Table 8 shows the summary of the interviews. The factors directly influenced user immersion are marked with asterisks.

Table 8. The summary of interviews.

5 Discussion

This research analyzed and compared two IVEs (Dome and HMD) in terms of user immersion with an adjusted VRI questionnaire covering three components of immersion. By inspecting user immersion, which is the most significant feature of a dome experience, in physical and virtual domes, this research tried to prove that a virtual dome system based on HMDs could provide immersion to a remarkable extent.
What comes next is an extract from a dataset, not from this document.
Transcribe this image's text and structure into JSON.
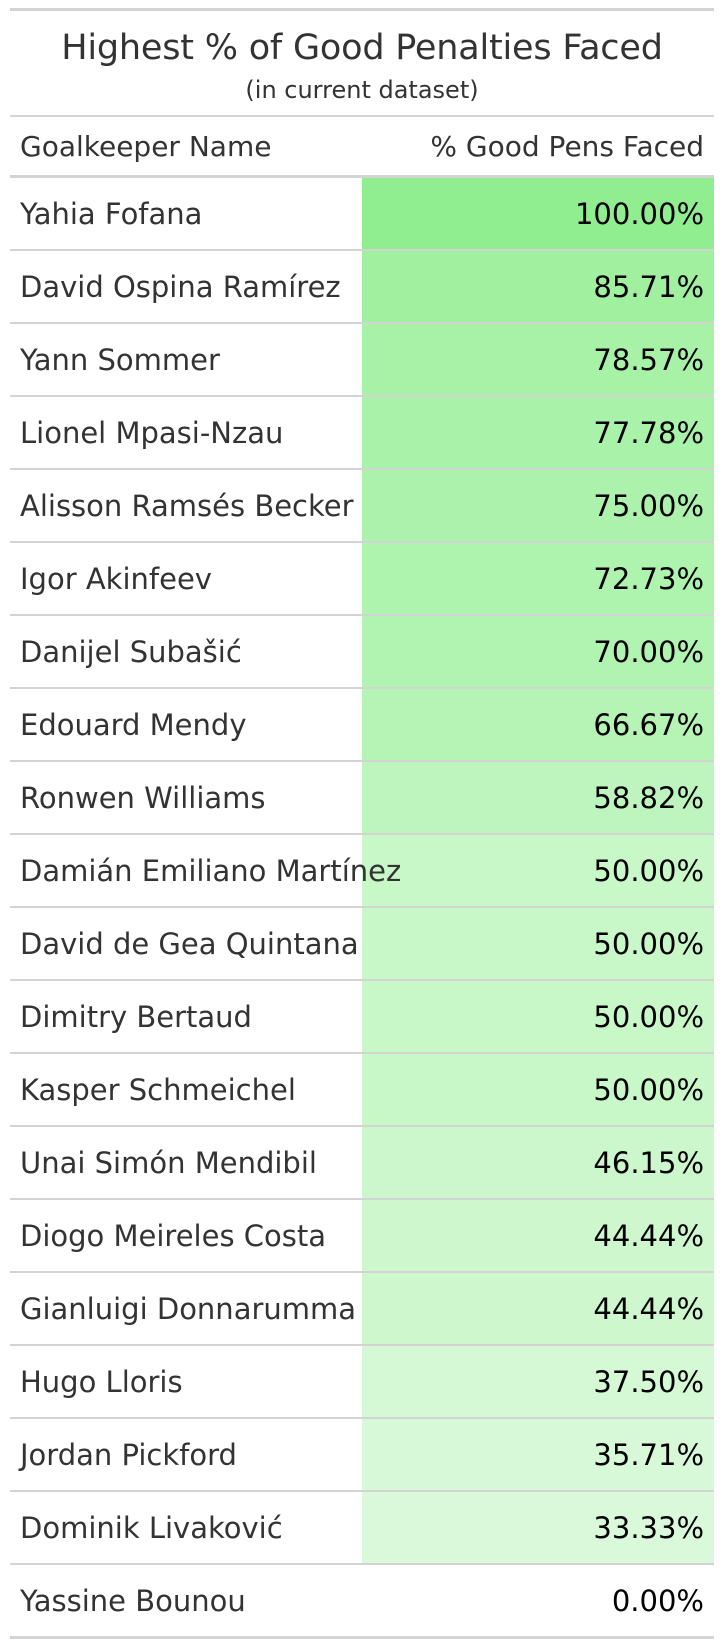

The results of paired-sample analysis from each group shew that subjective user immersion was almost the same in the physical dome and the virtual one. Group A (tested with an abstract movie), group C (tested with two different abstract movies) and group D (tested with two feature movies), almost reported the same levels of user immersion. As for group B (tested with a space navigation movie), greater user immersion was reported by virtual dome experiences with significant difference found in engrossment and immersion. Overall, the user immersion brought by a virtual dome is as good as, if not better than a physical one.

The results of the one-way ANOVA across groups shew that the group tested with a space navigation movie reported lower user immersion in the physical dome experience. And other different types of content caused no significant difference in user immersion. Moreover, no significant difference was found to be caused by the other factors either. The participants with no prior dome and VR experience reported a bit higher level of immersion when they experienced the virtual dome first, but the difference was minor.

The results from the random sampling interview shew that half of the subjects preferred the experience in the physical dome, and other half prefer the virtual one. Most of the reasons why participants disliked the virtual dome was caused by the intrinsic problems of HMDs, such as a narrow FOV, a lower resolution and etc. Most of the positive comments about immersion were given to the virtual dome and many interviewees thought that it brought a more immersive experience because it isolated the outside world much better.

6 Conclusion

In this research, experiments were carried out to prove the hypothesis that a virtual dome system built with HMDs could bring a similar subjective user immersion when compared to a physical dome. According to the outcomes from the experiments, the hypothesis was successfully proved. Although the defects intrinsic to a virtual dome system, such as the problems of limited resolution, narrow FOV, uncomfortableness to wear and the ack of shared experience should not be overlooked, a virtual dome system could be used as a low-cost and more accessible alternative to a physical dome to offer an immersive experience of fulldome movie.